Testing Followed by Penicillin Remains Standard for Streptococcal Pharyngitis

Emma Hitt, PhD

February 17, 2011

February 17, 2011 — For the treatment of streptococcal pharyngitis, specific testing remains important before treatment with an antibiotic, which can entail penicillin or a first-generation cephalosporin, according to a clinical review article in the February 17 issue of the New England Journal of Medicine.

Study author Michael R. Wessels, MD, from the Division of Infectious Diseases, at the Children's Hospital Boston and Harvard Medical School in Boston, Massachusetts, discusses strategies for treatment and a review of formal guidelines for streptococcal pharyngitis.

According to Dr. Wessels, group A streptococcus (Streptococcus pyogenes) is responsible for 5% to 15% of cases of pharyngitis in adults and 20% to 30% of cases in children.

Streptococcal pharyngitis

The diagnosis of streptococcal pharyngitis should be based on the results of a throat culture or a rapid antigen-detection test of a throat-swab specimen. A rapid antigen-detection test can be used to detect S pyogenes within minutes, but it is less sensitive than culture, "so most guidelines recommend obtaining a throat culture if the rapid antigen-detection test is negative," he notes.

Studies suggest that antibiotic treatment reduces the risk for subsequent development of acute rheumatic fever, acute otitis media, and peritonsillar abscess associated with S pyogenes infection and also the duration of streptococcal symptoms.

Although treatment with antibiotics is recommended, their use has been found to be most cost effective when a rapid antigen-detection test plus culture or a rapid-antigen test alone has been performed. By contrast, empiric antibiotic treatment on the basis of symptoms alone results in "overuse of antibiotics, increased costs, and an increased rate of side effects from antibiotics, as compared with other strategies," the review states.
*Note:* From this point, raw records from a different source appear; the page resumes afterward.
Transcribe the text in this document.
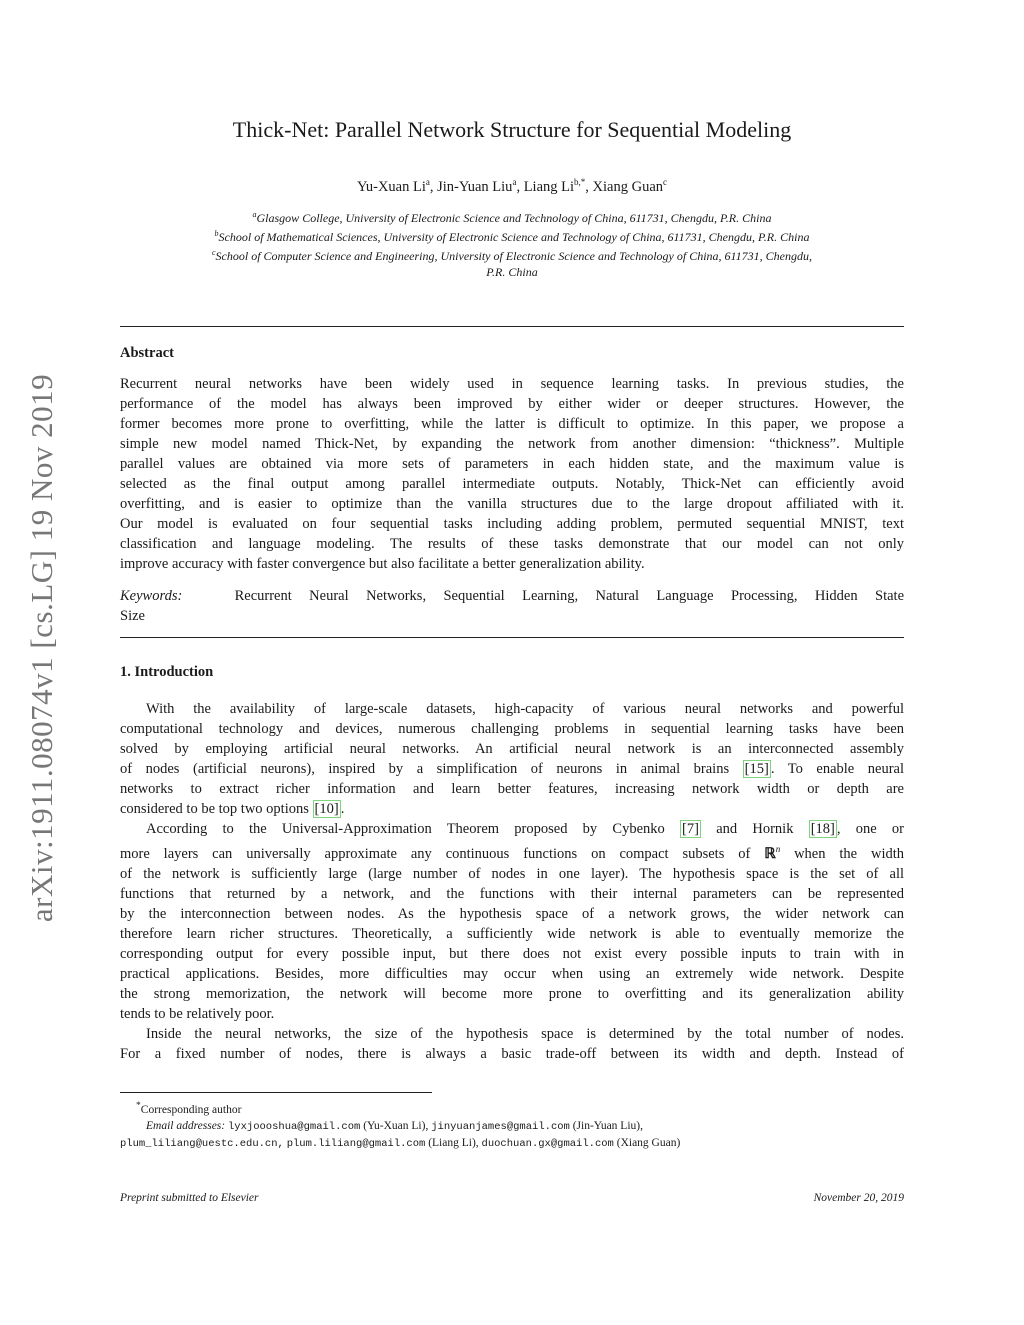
arXiv:1911.08074v1 [cs.LG] 19 Nov 2019
Thick-Net: Parallel Network Structure for Sequential Modeling
Yu-Xuan Li$^a$, Jin-Yuan Liu$^a$, Liang $Li^{b,*}$, Xiang Guan$^c$
$^a$Glasgow College, University of Electronic Science and Technology of China, 611731, Chengdu, P.R. China
$^b$School of Mathematical Sciences, University of Electronic Science and Technology of China, 611731, Chengdu, P.R. China
$^c$School of Computer Science and Engineering, University of Electronic Science and Technology of China, 611731, Chengdu,
P.R. China
Abstract
Recurrent neural networks have been widely used in sequence learning tasks. In previous studies, the
performance of the model has always been improved by either wider or deeper structures. However, the
former becomes more prone to overfitting, while the latter is difficult to optimize. In this paper, we propose a
simple new model named Thick-Net, by expanding the network from another dimension: “thickness”. Multiple
parallel values are obtained via more sets of parameters in each hidden state, and the maximum value is
selected as the final output among parallel intermediate outputs. Notably, Thick-Net can efficiently avoid
overfitting, and is easier to optimize than the vanilla structures due to the large dropout affiliated with it.
Our model is evaluated on four sequential tasks including adding problem, permuted sequential MNIST, text
classification and language modeling. The results of these tasks demonstrate that our model can not only
improve accuracy with faster convergence but also facilitate a better generalization ability.
Keywords:	Recurrent Neural Networks, Sequential Learning, Natural Language Processing, Hidden State
Size
1. Introduction
With the availability of large-scale datasets, high-capacity of various neural networks and powerful
computational technology and devices, numerous challenging problems in sequential learning tasks have been
solved by employing artificial neural networks. An artificial neural network is an interconnected assembly
of nodes (artificial neurons), inspired by a simplification of neurons in animal brains [15] . To enable neural
networks to extract richer information and learn better features, increasing network width or depth are
considered to be top two options [10] .
According to the Universal-Approximation Theorem proposed by Cybenko [7] and Hornik [18] , one or
more layers can universally approximate any continuous functions on compact subsets of ℝ$^n$ when the width
of the network is sufficiently large (large number of nodes in one layer). The hypothesis space is the set of all
functions that returned by a network, and the functions with their internal parameters can be represented
by the interconnection between nodes. As the hypothesis space of a network grows, the wider network can
therefore learn richer structures. Theoretically, a sufficiently wide network is able to eventually memorize the
corresponding output for every possible input, but there does not exist every possible inputs to train with in
practical applications. Besides, more difficulties may occur when using an extremely wide network. Despite
the strong memorization, the network will become more prone to overfitting and its generalization ability
tends to be relatively poor.
Inside the neural networks, the size of the hypothesis space is determined by the total number of nodes.
For a fixed number of nodes, there is always a basic trade-off between its width and depth. Instead of
*Corresponding author
Email addresses: lyxjoooshua@gmail.com (Yu-Xuan Li), jinyuanjames@gmail.com (Jin-Yuan Liu),
plum_liliang@uestc.edu.cn, plum.liliang@gmail.com (Liang Li), duochuan.gx@gmail.com (Xiang Guan)
Preprint submitted to Elsevier	November 20, 2019
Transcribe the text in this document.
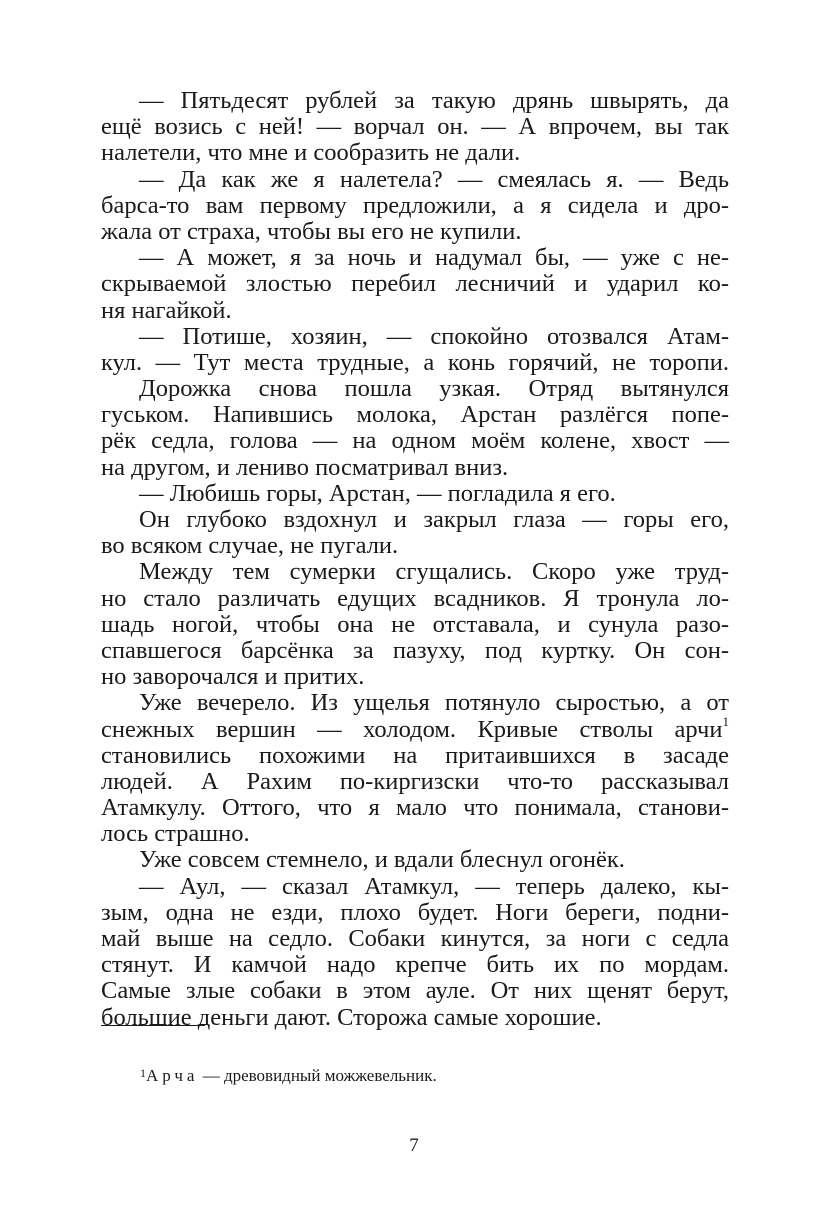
— Пятьдесят рублей за такую дрянь швырять, да
ещё возись с ней! — ворчал он. — А впрочем, вы так
налетели, что мне и сообразить не дали.
— Да как же я налетела? — смеялась я. — Ведь
барса-то вам первому предложили, а я сидела и дро-
жала от страха, чтобы вы его не купили.
— А может, я за ночь и надумал бы, — уже с не-
скрываемой злостью перебил лесничий и ударил ко-
ня нагайкой.
— Потише, хозяин, — спокойно отозвался Атам-
кул. — Тут места трудные, а конь горячий, не торопи.
Дорожка снова пошла узкая. Отряд вытянулся
гуськом. Напившись молока, Арстан разлёгся попе-
рёк седла, голова — на одном моём колене, хвост —
на другом, и лениво посматривал вниз.
— Любишь горы, Арстан, — погладила я его.
Он глубоко вздохнул и закрыл глаза — горы его,
во всяком случае, не пугали.
Между тем сумерки сгущались. Скоро уже труд-
но стало различать едущих всадников. Я тронула ло-
шадь ногой, чтобы она не отставала, и сунула разо-
спавшегося барсёнка за пазуху, под куртку. Он сон-
но заворочался и притих.
Уже вечерело. Из ущелья потянуло сыростью, а от
снежных вершин — холодом. Кривые стволы арчи$^1$
становились похожими на притаившихся в засаде
людей. А Рахим по-киргизски что-то рассказывал
Атамкулу. Оттого, что я мало что понимала, станови-
лось страшно.
Уже совсем стемнело, и вдали блеснул огонёк.
— Аул, — сказал Атамкул, — теперь далеко, кы-
зым, одна не езди, плохо будет. Ноги береги, подни-
май выше на седло. Собаки кинутся, за ноги с седла
стянут. И камчой надо крепче бить их по мордам.
Самые злые собаки в этом ауле. От них щенят берут,
большие деньги дают. Сторожа самые хорошие.
$^1$Арча — древовидный можжевельник.
7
For treatment, cephalosporins and clindamycin now appear to be more efficacious than penicillin, which may be because of local degradation of penicillin by beta-lactamases produced by throat flora, although penicillin remains the standard of care.

Several guidelines have been issued for the diagnosis and treatment of streptococcal pharyngitis. Specific testing for S pyogenes is not recommended in patients who are not exhibiting any of the 4 clinical features (fever, tender cervical adenopathy, tonsillar or pharyngeal swelling or exudate, and absence of cough).

Guidelines from the American College of Physicians, the American Academy of Family Physicians, and the US Centers for Disease Control and Prevention recommend that adults with 2 or more of the 4 clinical criteria should undergo 1 of 3 approaches: 1) confirmation with a rapid antigen-detection test if 2 criteria are present; 2) treatment in patients who meet all 4 clinical criteria without further testing or who meet 2 or 3 clinical criteria and have a positive result on rapid antigen-detection test; or 3) treatment without testing of patients who meet 3 or 4 clinical criteria.

The Infectious Diseases Society of America and the American Heart Association-American Academy of Pediatrics do not endorse the second and third strategies because of higher rates of unnecessary antibiotic use.

All guidelines recommend the use of penicillin, and the more recently published American Heart Association guidelines also endorse once-daily amoxicillin. Erythromycin is recommended in patients who are allergic to penicillin.

According to Dr. Wessels, "a first-generation cephalosporin is an acceptable alternative unless there is a history of immediate hypersensitivity to a beta-lactam antibiotic."

Dr. Wessels has disclosed no relevant financial relationships.